ÉCLAIRAGE LED EXTÉRIEUR
Le passage de l’éclairage à la technologie LED est aujourd’hui une réalité, et c’est particulièrement vrai pour les installations d’éclairage public neuves : plus de 80 % d’entre elles sont réalisées avec des sources LED. Ce basculement technologique bouscule le secteur. « Il y a à la fois de nouveaux délivrables et de nouvelles obligations », comme l’a expliqué Philippe Gandon-Léger lors de son intervention aux Journées nationales de la lumière de Marseille.
Jusqu’à présent, gérer les installations d’éclairage public équipées de lampes à décharge était relativement simple. Avec la LED, tout change et contraint à de nouvelles obligations pour les professionnels à tous les niveaux d’intervention.

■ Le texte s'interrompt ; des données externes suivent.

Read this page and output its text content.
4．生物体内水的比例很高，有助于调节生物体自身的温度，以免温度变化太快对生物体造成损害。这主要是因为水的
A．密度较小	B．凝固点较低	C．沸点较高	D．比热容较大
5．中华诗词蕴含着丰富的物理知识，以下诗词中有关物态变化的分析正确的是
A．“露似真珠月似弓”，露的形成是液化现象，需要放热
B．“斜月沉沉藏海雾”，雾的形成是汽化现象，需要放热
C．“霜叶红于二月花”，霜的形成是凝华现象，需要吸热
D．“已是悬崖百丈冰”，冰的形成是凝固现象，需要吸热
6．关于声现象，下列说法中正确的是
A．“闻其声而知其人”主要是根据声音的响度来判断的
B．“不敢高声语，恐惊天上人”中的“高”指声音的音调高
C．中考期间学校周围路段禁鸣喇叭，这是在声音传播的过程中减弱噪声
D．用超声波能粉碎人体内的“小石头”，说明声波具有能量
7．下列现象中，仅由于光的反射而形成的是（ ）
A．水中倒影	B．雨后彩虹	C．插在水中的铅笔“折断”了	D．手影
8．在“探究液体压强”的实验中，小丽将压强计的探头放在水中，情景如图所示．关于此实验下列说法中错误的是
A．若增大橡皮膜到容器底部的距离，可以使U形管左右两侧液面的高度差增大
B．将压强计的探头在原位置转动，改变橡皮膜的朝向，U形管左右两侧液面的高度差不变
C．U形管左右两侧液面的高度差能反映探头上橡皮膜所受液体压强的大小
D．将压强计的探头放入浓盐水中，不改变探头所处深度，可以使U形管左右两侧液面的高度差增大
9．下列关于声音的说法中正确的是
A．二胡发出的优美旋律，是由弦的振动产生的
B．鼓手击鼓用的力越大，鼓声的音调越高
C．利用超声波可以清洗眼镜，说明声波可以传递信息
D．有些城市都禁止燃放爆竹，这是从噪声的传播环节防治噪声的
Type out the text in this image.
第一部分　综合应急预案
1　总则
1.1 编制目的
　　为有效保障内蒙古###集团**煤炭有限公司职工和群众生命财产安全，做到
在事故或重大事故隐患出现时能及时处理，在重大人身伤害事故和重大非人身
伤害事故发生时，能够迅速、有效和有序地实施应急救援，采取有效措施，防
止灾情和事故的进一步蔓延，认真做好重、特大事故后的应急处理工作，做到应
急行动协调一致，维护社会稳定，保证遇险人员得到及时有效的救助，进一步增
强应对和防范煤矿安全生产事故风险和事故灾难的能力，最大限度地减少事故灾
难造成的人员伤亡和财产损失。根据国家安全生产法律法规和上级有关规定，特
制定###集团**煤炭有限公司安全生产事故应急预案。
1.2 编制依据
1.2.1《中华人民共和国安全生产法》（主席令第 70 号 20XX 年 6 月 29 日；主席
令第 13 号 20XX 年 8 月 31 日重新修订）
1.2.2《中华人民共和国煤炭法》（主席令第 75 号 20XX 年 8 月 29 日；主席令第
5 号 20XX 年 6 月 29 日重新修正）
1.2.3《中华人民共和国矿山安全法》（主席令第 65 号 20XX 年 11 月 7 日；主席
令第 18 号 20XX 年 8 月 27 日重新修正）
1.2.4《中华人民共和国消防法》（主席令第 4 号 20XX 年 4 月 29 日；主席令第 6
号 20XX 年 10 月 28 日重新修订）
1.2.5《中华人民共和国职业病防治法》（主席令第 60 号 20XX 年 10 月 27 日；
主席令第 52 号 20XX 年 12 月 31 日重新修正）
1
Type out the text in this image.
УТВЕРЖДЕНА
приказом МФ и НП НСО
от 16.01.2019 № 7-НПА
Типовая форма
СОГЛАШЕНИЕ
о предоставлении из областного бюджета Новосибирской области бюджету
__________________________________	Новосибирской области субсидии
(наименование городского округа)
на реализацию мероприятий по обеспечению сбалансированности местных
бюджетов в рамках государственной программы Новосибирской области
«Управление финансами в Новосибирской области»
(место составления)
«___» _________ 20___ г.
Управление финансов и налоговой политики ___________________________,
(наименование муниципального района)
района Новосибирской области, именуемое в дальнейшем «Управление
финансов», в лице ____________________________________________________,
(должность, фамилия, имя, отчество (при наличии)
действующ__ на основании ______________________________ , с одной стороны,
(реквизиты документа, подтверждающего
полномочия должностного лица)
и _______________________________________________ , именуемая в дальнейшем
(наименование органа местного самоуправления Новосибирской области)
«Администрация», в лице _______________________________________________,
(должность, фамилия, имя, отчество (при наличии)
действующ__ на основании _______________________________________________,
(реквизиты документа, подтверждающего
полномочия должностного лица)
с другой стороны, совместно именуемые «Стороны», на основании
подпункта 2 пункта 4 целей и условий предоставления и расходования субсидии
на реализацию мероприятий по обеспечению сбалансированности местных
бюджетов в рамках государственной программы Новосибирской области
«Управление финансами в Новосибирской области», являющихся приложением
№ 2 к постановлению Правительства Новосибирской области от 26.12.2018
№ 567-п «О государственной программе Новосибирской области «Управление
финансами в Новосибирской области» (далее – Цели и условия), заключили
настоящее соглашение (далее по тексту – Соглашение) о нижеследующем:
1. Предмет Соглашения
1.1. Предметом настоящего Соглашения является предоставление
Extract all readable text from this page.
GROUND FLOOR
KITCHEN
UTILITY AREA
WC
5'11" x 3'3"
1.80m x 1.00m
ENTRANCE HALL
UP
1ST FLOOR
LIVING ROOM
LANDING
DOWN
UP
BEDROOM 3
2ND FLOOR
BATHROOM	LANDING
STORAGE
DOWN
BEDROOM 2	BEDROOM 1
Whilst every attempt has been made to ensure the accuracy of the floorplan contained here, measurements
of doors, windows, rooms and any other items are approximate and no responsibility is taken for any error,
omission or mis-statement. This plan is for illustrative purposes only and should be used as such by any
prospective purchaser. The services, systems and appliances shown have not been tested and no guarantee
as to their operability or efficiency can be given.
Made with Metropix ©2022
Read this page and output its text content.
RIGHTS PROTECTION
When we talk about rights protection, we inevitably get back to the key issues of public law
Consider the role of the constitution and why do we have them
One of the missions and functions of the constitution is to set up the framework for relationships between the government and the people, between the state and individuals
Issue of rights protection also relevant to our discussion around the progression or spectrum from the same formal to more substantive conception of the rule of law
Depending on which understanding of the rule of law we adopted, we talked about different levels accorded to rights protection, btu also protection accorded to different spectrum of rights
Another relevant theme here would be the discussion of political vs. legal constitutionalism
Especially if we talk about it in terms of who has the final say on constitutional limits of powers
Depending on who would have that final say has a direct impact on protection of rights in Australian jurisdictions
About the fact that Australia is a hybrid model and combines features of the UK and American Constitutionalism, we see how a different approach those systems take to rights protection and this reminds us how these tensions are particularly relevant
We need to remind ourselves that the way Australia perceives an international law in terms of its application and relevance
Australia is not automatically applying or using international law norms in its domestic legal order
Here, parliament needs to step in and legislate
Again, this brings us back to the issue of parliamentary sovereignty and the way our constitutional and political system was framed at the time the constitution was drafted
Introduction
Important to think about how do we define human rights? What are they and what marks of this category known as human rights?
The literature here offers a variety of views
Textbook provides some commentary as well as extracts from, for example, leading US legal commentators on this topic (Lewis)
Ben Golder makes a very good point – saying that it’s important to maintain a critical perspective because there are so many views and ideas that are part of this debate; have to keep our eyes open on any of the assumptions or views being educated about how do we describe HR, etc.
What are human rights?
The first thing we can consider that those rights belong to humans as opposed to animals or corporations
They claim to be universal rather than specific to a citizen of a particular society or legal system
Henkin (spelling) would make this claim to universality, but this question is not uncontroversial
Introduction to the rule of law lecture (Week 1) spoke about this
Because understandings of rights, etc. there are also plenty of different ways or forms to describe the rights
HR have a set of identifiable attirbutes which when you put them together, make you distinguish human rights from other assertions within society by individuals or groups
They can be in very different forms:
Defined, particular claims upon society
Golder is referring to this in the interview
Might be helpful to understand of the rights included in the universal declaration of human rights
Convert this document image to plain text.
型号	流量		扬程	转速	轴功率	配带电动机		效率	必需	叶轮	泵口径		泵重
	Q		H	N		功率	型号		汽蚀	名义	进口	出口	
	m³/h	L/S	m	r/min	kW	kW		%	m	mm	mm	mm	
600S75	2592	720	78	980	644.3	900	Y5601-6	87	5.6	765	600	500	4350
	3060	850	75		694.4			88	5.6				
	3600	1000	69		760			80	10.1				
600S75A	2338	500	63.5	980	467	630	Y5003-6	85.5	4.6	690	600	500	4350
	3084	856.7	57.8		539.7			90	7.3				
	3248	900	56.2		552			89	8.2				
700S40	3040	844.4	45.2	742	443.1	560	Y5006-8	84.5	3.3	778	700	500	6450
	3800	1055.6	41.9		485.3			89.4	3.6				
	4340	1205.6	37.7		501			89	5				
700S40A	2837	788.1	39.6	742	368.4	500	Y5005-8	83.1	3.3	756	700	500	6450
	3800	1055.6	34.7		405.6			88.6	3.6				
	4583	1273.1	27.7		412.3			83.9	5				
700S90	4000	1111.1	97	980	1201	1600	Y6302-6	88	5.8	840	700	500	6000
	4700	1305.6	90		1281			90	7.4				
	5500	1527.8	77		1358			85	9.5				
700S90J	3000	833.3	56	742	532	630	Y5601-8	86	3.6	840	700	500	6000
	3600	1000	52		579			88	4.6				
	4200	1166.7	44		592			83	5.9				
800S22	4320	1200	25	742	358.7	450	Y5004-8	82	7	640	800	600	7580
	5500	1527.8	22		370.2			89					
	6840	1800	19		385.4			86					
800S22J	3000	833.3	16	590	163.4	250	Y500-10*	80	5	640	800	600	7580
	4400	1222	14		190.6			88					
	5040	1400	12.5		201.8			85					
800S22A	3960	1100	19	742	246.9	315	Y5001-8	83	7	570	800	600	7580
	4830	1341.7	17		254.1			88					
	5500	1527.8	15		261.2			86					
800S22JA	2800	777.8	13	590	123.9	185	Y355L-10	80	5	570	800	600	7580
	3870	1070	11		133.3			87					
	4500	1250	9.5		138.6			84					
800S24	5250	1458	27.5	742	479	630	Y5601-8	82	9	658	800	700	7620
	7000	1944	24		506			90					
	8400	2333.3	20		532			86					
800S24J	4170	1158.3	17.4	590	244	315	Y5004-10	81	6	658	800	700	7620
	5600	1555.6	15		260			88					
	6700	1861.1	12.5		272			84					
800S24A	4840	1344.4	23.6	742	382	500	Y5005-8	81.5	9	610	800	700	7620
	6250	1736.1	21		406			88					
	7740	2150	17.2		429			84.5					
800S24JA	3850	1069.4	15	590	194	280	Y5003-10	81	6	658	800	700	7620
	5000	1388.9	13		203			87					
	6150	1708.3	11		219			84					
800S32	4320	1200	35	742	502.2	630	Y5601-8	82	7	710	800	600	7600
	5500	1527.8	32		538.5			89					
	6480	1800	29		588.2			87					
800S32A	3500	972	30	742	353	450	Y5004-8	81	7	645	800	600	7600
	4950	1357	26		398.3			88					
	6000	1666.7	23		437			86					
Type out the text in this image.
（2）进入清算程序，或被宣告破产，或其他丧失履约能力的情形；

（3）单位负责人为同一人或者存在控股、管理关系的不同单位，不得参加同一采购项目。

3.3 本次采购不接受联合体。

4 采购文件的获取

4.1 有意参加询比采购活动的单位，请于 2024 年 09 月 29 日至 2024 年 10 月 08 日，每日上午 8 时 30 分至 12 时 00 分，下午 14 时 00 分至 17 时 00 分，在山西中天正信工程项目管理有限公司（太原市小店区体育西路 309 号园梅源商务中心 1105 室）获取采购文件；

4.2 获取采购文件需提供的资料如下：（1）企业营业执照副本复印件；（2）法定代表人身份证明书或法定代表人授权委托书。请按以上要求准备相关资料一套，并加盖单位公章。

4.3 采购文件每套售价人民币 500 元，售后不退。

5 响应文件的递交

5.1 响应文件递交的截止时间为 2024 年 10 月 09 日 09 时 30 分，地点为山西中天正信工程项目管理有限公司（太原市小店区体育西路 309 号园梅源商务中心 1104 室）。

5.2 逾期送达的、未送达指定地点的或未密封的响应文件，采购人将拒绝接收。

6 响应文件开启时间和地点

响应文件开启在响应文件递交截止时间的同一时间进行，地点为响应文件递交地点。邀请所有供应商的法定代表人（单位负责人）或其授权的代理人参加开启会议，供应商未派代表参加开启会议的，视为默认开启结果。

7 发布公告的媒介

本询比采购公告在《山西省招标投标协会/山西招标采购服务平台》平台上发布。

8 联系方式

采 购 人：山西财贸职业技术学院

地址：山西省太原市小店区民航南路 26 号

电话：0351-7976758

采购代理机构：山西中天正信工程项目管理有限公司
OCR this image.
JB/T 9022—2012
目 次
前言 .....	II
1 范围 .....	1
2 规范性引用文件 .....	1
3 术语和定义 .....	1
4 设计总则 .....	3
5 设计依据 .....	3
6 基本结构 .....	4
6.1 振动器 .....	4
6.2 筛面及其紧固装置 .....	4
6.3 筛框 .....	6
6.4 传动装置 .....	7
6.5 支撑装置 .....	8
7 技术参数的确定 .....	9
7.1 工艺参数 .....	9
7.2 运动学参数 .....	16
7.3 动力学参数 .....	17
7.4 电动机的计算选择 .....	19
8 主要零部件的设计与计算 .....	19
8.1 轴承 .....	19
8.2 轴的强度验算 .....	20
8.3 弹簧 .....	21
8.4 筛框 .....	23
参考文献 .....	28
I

Maîtres d’ouvrage, maîtres d’œuvre, bureaux d’études, exploitants, fabricants… « tout le monde est affecté par le passage à l’éclairage LED », a posé d’entrée Philippe Gandon-Léger, expert AFE et président de la commission X90X de l’Afnor, lors de son intervention aux JNL de Marseille, en septembre dernier. Cette rupture technologique demande à chacun d’évoluer en compétences, de se familiariser avec l’électronique et de nouvelles fonctionnalités, d’adopter une approche de l’éclairage totalement nouvelle. Jusqu’à présent, gérer les installations d’éclairage public équipées de lampes à décharge – elles représentent aujourd’hui encore environ 98 % du parc – était relativement simple, a rappelé cet expert : « S’il y avait quelques différences technologiques, le format des lampes était standardisé (douilles, puissances…) avec des durées de vie économiques stabilisées et des automatismes limités par la technologie elle- même… Il y avait peu d’alternatives et peu de marge de progression. Quant à la maintenance, elle s’effectuait par un simple relamping, un changement de ballast… sans complexité particulière. »
LA MÉTHODE LM80 TM21
Pour déterminer la chute de flux d’un système d’éclairage LED dans le temps, les fabricants s’appuient sur deux méthodes de l’IESNA (Illuminating Engineering Society of North America) :
- la méthode LM80 qui mesure la dépréciation du flux lumineux d’une lampe LED en laboratoire, toutes les 1 000 heures et pendant au moins 6 000 heures et jusqu’à 10 000 heures de fonctionnement pour une température de jonction et une intensité du courant données : 55 et 85 °C, plus une troisième température fixée par le fabricant. Il est ainsi possible d’évaluer l’influence de la température sur la chute du flux lumineux.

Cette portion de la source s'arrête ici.